In an op-ed in the Wall Street Journal Joe Lieberman appeals to President Biden and, implicitly, Nancy Pelosi and Chuck Schumer to “save the infrastructure bill”:
I worked closely with Mrs. Pelosi and Senate Majority Leader Chuck Schumer for decades. They’re both great people and skilled legislative tacticians, and they apparently think this strategy is the only way to hold their fragile majorities together and give all Democrats at least some of what they want.
I hope they rethink their strategy. President Biden has agreed to an infrastructure proposal with a bipartisan Senate group and the House Problem Solvers Caucus. Linking it to a separate multitrillion-dollar partisan reconciliation bill would likely end with passage of neither. The American people wouldn’t soon forgive this failure, and they’d blame Mr. Biden and Democrats because we’re in the majority.
That risk became clearer last week when Mr. Biden went to Wisconsin to advocate for the bipartisan agreement, which would be the largest federal infrastructure investment since the creation of the Interstate Highway System 65 years ago.
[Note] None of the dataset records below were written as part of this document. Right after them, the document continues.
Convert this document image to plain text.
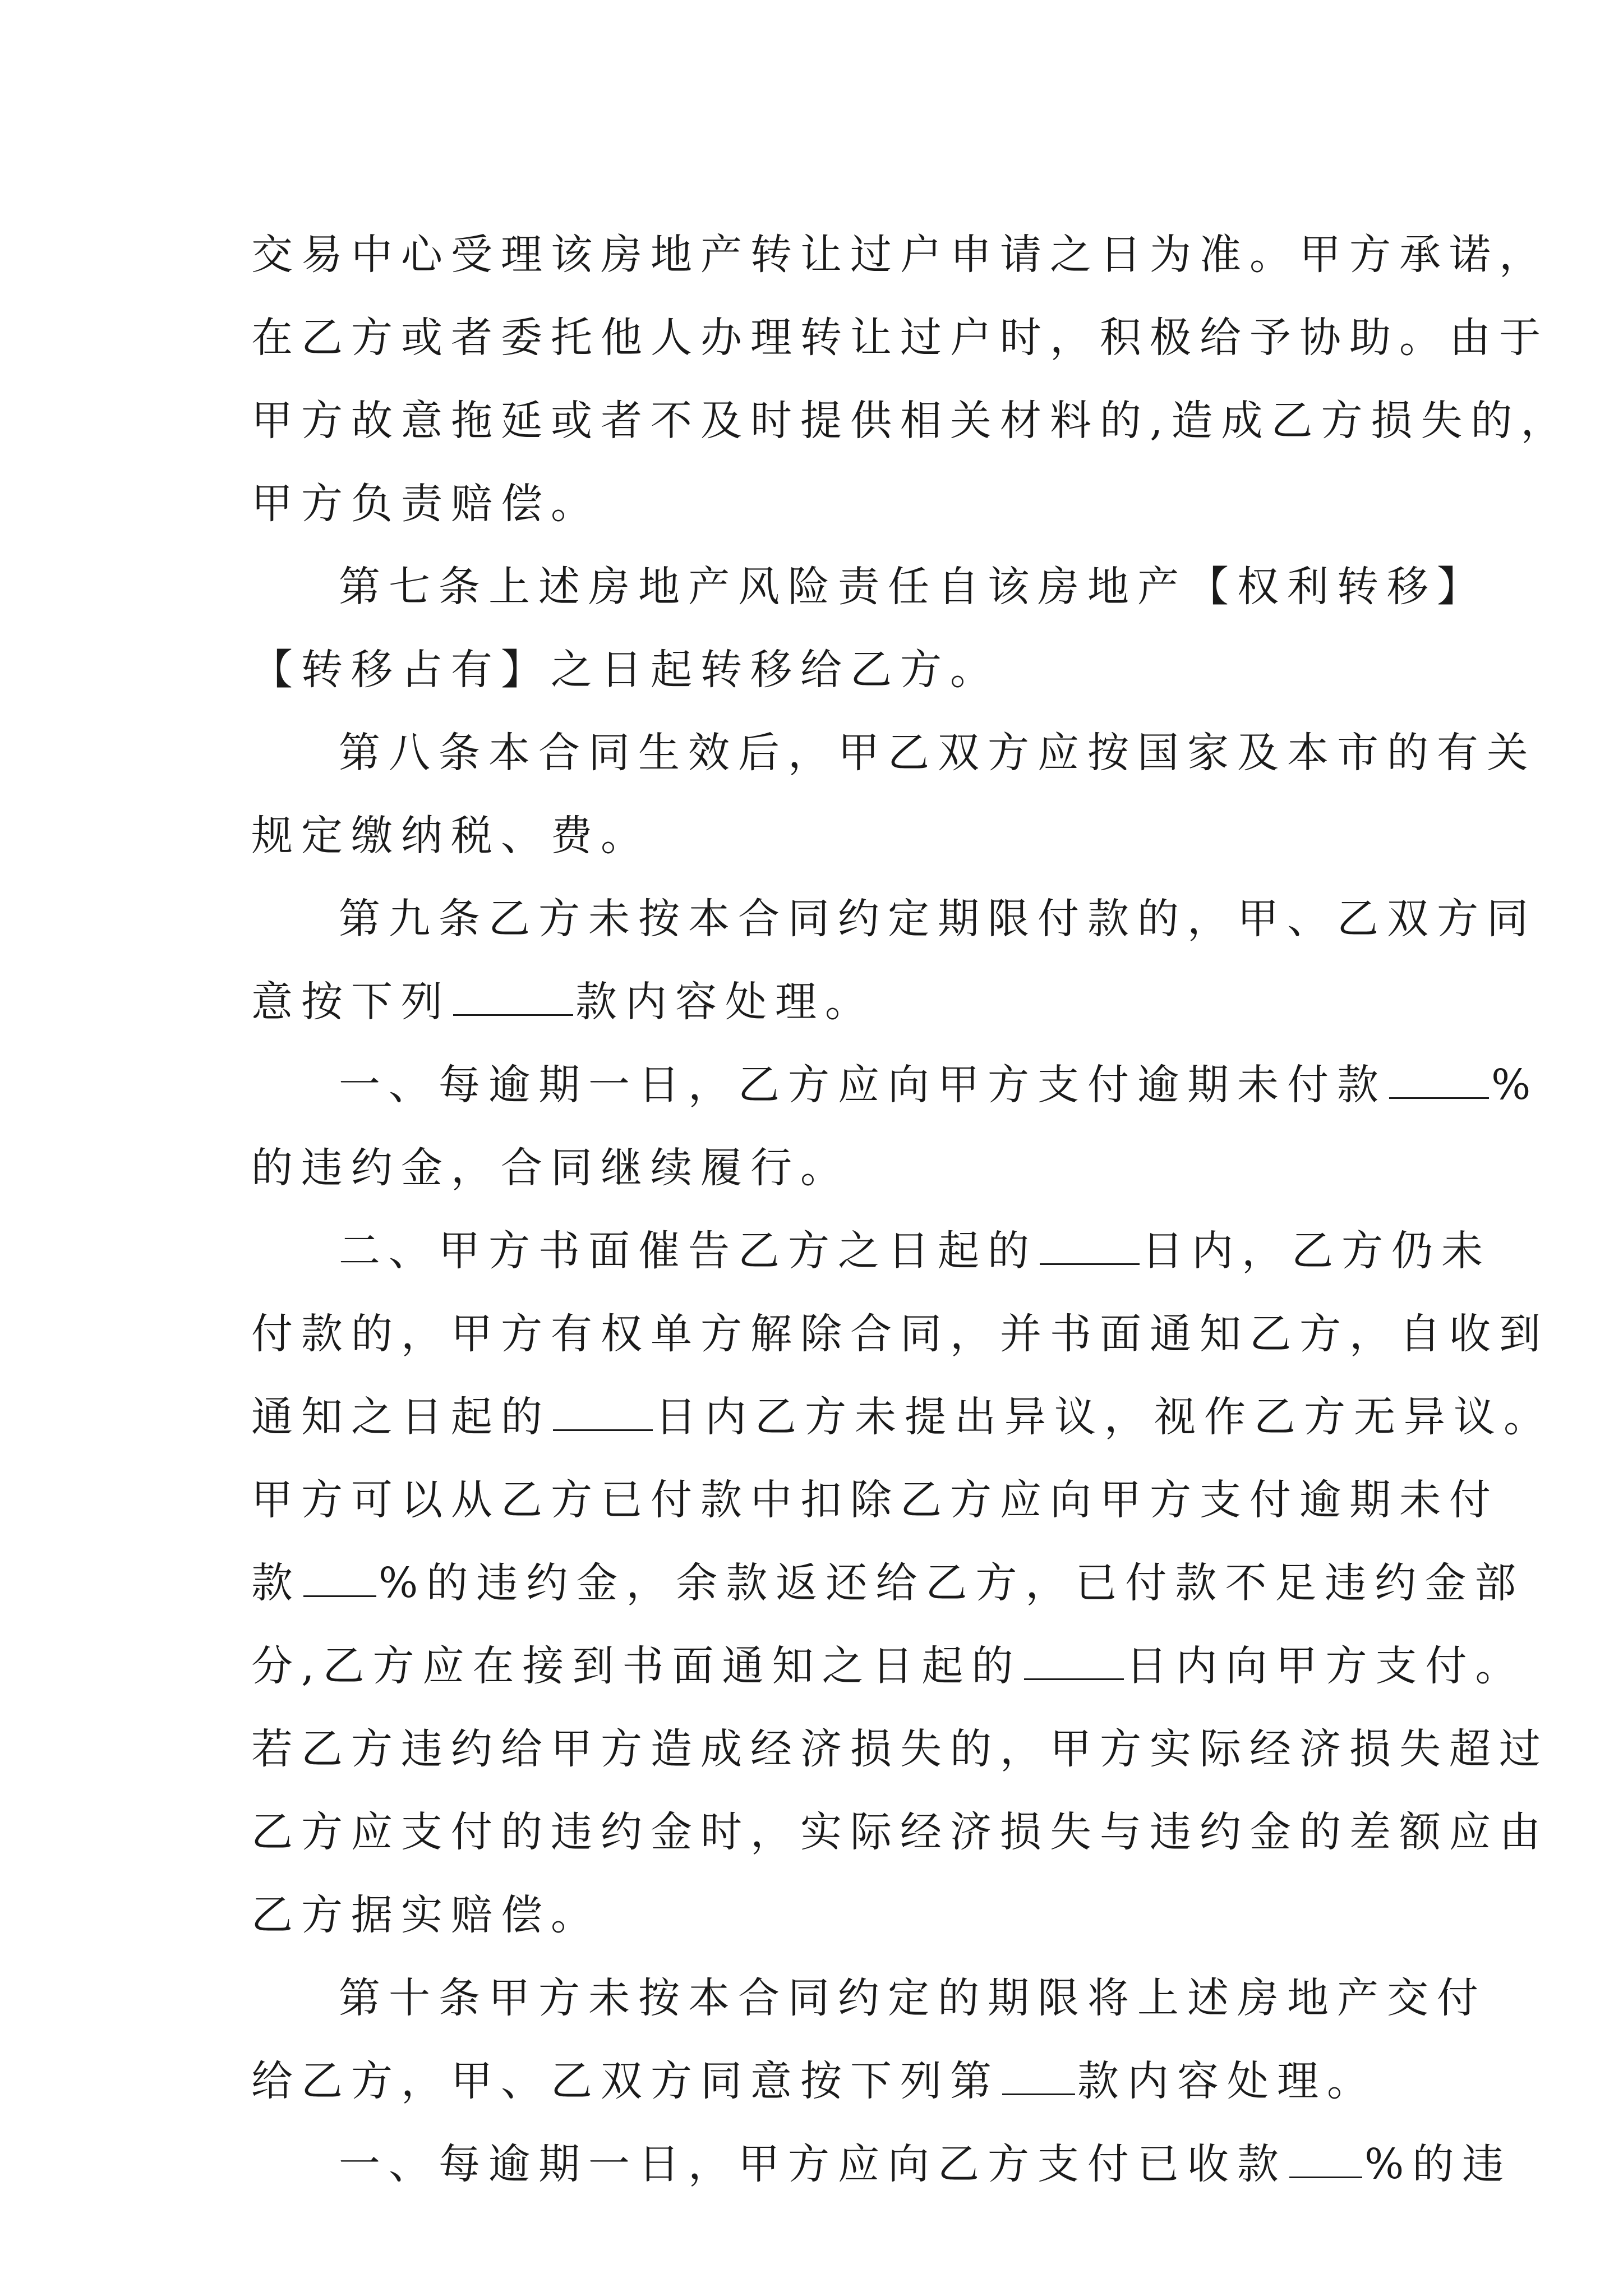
交易中心受理该房地产转让过户申请之日为准。甲方承诺，
在乙方或者委托他人办理转让过户时，积极给予协助。由于
甲方故意拖延或者不及时提供相关材料的,造成乙方损失的，
甲方负责赔偿。
第七条上述房地产风险责任自该房地产【权利转移】
【转移占有】之日起转移给乙方。
第八条本合同生效后，甲乙双方应按国家及本市的有关
规定缴纳税、费。
第九条乙方未按本合同约定期限付款的，甲、乙双方同
意按下列	款内容处理。
一、每逾期一日，乙方应向甲方支付逾期未付款	%
的违约金，合同继续履行。
二、甲方书面催告乙方之日起的	日内，乙方仍未
付款的，甲方有权单方解除合同，并书面通知乙方，自收到
通知之日起的	日内乙方未提出异议，视作乙方无异议。
甲方可以从乙方已付款中扣除乙方应向甲方支付逾期未付
款 %的违约金，余款返还给乙方，已付款不足违约金部
分,乙方应在接到书面通知之日起的	日内向甲方支付。
若乙方违约给甲方造成经济损失的，甲方实际经济损失超过
乙方应支付的违约金时，实际经济损失与违约金的差额应由
乙方据实赔偿。
第十条甲方未按本合同约定的期限将上述房地产交付
给乙方，甲、乙双方同意按下列第 款内容处理。
一、每逾期一日，甲方应向乙方支付已收款 %的违
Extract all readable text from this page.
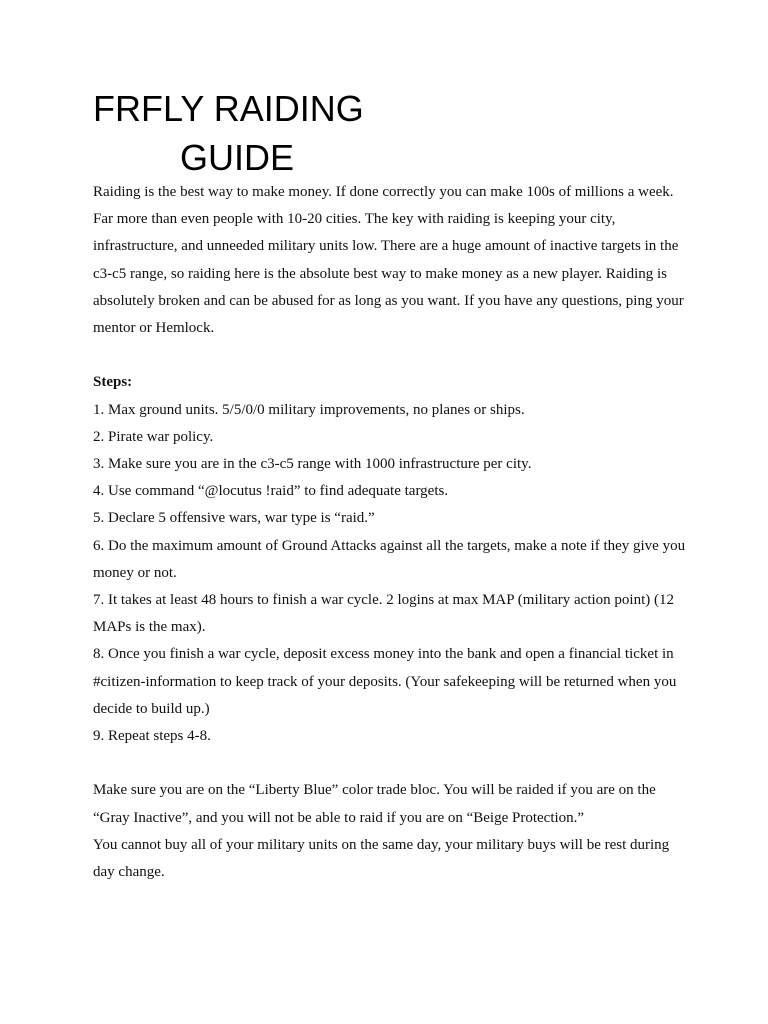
FRFLY RAIDING
GUIDE

Raiding is the best way to make money. If done correctly you can make 100s of millions a week. Far more than even people with 10-20 cities. The key with raiding is keeping your city, infrastructure, and unneeded military units low. There are a huge amount of inactive targets in the c3-c5 range, so raiding here is the absolute best way to make money as a new player. Raiding is absolutely broken and can be abused for as long as you want. If you have any questions, ping your mentor or Hemlock.

Steps:

1. Max ground units. 5/5/0/0 military improvements, no planes or ships.

2. Pirate war policy.

3. Make sure you are in the c3-c5 range with 1000 infrastructure per city.

4. Use command “@locutus !raid” to find adequate targets.

5. Declare 5 offensive wars, war type is “raid.”

6. Do the maximum amount of Ground Attacks against all the targets, make a note if they give you money or not.

7. It takes at least 48 hours to finish a war cycle. 2 logins at max MAP (military action point) (12 MAPs is the max).

8. Once you finish a war cycle, deposit excess money into the bank and open a financial ticket in #citizen-information to keep track of your deposits. (Your safekeeping will be returned when you decide to build up.)

9. Repeat steps 4-8.

Make sure you are on the “Liberty Blue” color trade bloc. You will be raided if you are on the “Gray Inactive”, and you will not be able to raid if you are on “Beige Protection.”

You cannot buy all of your military units on the same day, your military buys will be rest during day change.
The president said the plan would create millions of good jobs and ensure America can compete with China. It would replace 100% of the lead water pipes that go into 10 million homes and 400,000 school across America, repair roads and bridges, upgrade the power grid, close the digital divide, make U.S. coastlines more resilient against climate change, and entail the largest investment in public transit in American history.
In other words, the president’s essential message in Wisconsin was that this is a historic plan every American should be very excited about, while the message from Mrs. Pelosi and Mr. Schumer in Washington is that we can’t have this infrastructure plan until Congress is done debating and voting for a separate, controversial, costly bill that may or may not pass months from now.
If it all falls apart, Americans will be fuming and they would be justified in their anger. They won’t understand or accept why leaders in Washington couldn’t say yes to a deal protecting their kids from lead-tainted water, making bridges and highways safer, improving mass transit, growing the economy and creating jobs.
In the first paragraph cited Sen. Lieberman makes the essential observation. The Speaker and Senate Majority Leader are struggling to keep their own caucuses in line. The concern is well-founded. I have heard multiple pledges from various members of the House to vote against the bill unless it includes their pet cause. Some of these causes are “poison pills”, all but guaranteed to ensure no Republican support.
I suspect the question will be one of choosing between party unity and bipartisan agreement. Don’t be surprised if party unity wins the tug o’ war.
“They won’t understand or accept why leaders in Washington couldn’t say yes to a deal protecting their kids from lead-tainted water, making bridges and highways safer, improving mass transit, growing the economy and creating jobs.”
Let’s all become 12 years old again and stipulate this was the bill’s intent. Then the question becomes why did Joe bait and switch the deal, rendering it unpassable? Is he a) mostly incoherent these days, b) a puppet of progressives, c) a weak and incompetent leader or d) an idiot.
Let’s give him the benefit that he’s more “a” than “d” (he’s clearly impaired, but perhaps not a slobbering invalid as some portray him). Time to leave the 12 year old’s world and grow up. “a” through “c.”
I’ve watched for many years as Pelosi and Schumer, especially Pelosi, got their people in lock step and I don’t believe for a second they can’t now. Pelosi is a woman who made excuses for Omar’s antisemitism instead of bring the hammer. She’s not flummoxed in the least. She may want to appear that way. But she’s not.